Zum Thema Verschwiegenheit des Arztes steht ja im Hippokratischen Eid aus der Antike nichts.Nun habe ich bei einem anderen Thema gelesen, daß Galen die Opiumsucht Marc Aurels (war das sein Patient?) ausgeplaudert hat.
Gab es in der Antike gar keine Überlegungen zum Arztgeheimnis?
Re: Arztgeheimnis
στρουθίον οἰκιακόν schrieb am 04.05.2013 um 14:40 Uhr (Zitieren)
Zum Thema Verschwiegenheit des Arztes steht ja im Hippokratischen Eid aus der Antike nichts


Das sagt Tante Wiki dazu:
Historisches

Bereits der Eid des Hippokrates enthält die Selbstverpflichtung: „Was ich bei der Behandlung sehe oder höre oder auch außerhalb der Behandlung im Leben der Menschen, werde ich, soweit man es nicht ausplaudern darf, verschweigen und solches als ein Geheimnis betrachten.“

Im antiken Rom hängte man bei Zusammenkünften eine Rose an die Decke und erinnerte damit die Anwesenden an die Pflicht zur Verschwiegenheit.
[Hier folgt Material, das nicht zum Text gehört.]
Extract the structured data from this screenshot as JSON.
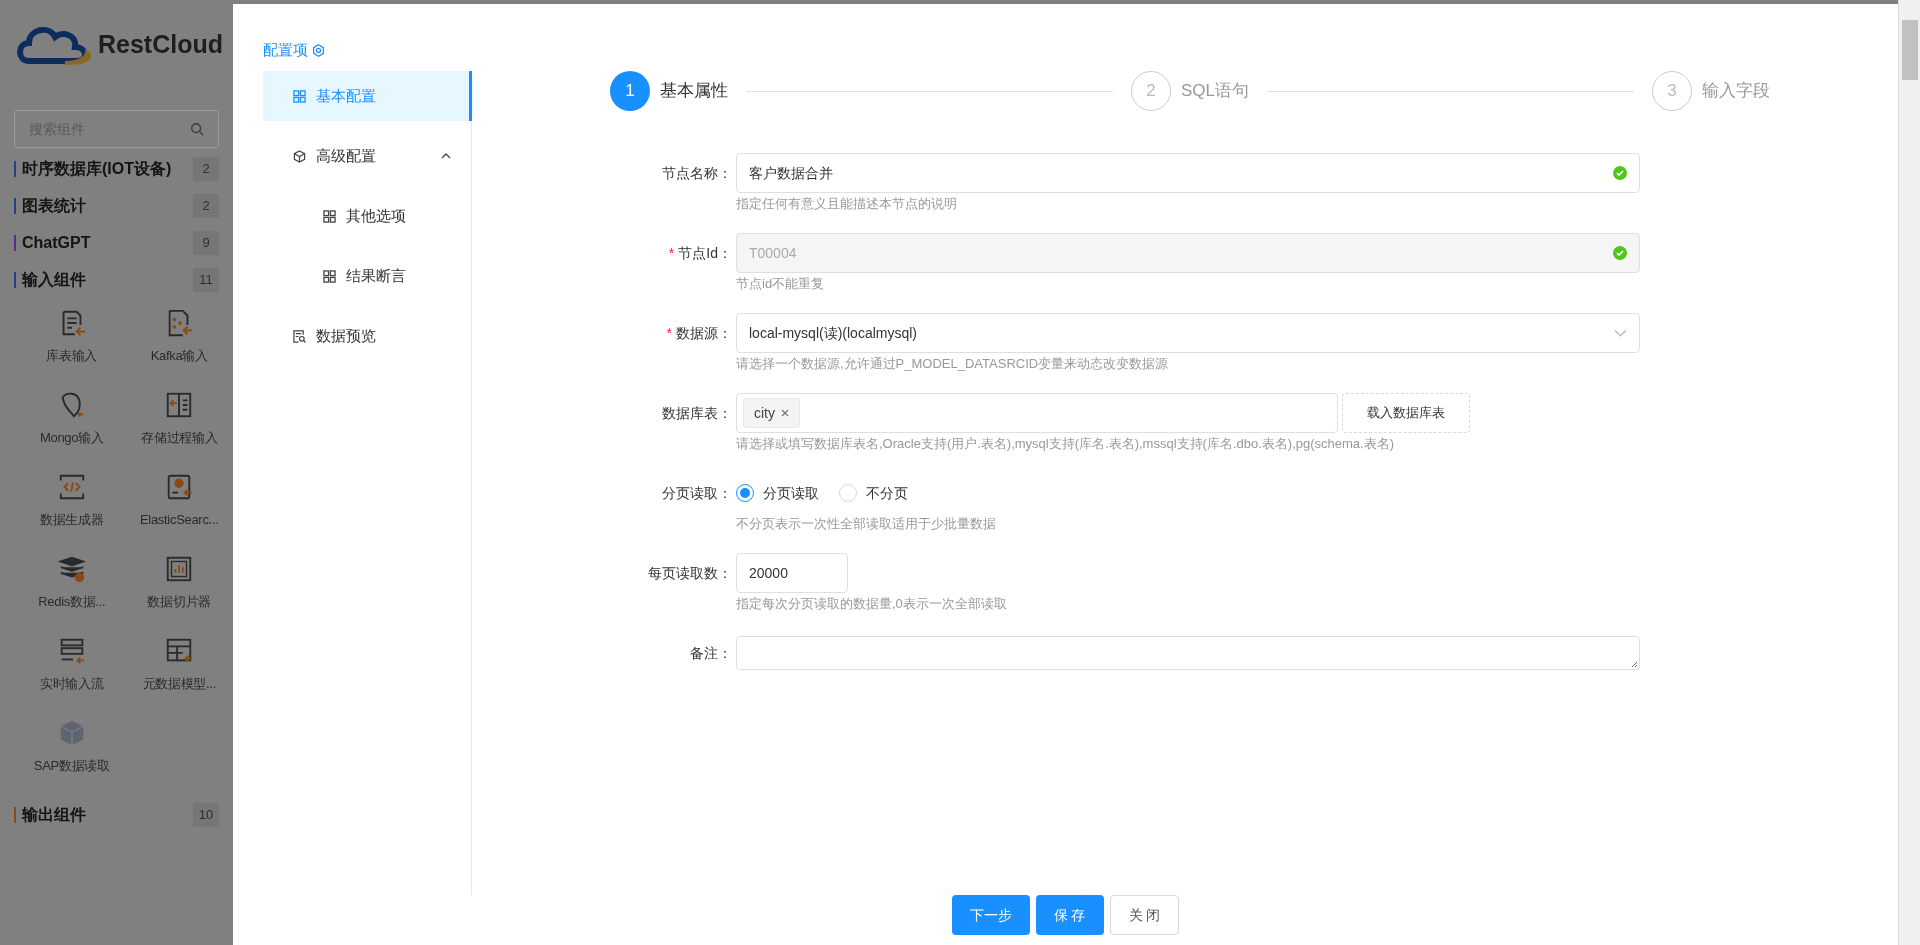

Die in heutigen Beichtstühlen geschnitzte Rose diente dem gleichen Zweck.: „sub rosa dictum“ – unter der Rose gesagt, das muss geheim bleiben.

http://de.wikipedia.org/wiki/Verschwiegenheitspflicht

Und weiter:
Ἃ δ' ἂν ἐν θεραπείῃ ἢ ἴδω, ἢ ἀκούσω, ἢ καὶ ἄνευ θεραπηίης κατὰ βίον ἀνθρώπων, ἃ μὴ χρή ποτε ἐκλαλέεσθαι ἔξω, σιγήσομαι, ἄῤῥητα ἡγεύμενος εἶναι τὰ τοιαῦτα.

Was ich bei der Behandlung oder auch außerhalb meiner Praxis im Umgange mit Menschen sehe und höre, das man nicht weiterreden darf, werde ich verschweigen und als Geheimnis bewahren.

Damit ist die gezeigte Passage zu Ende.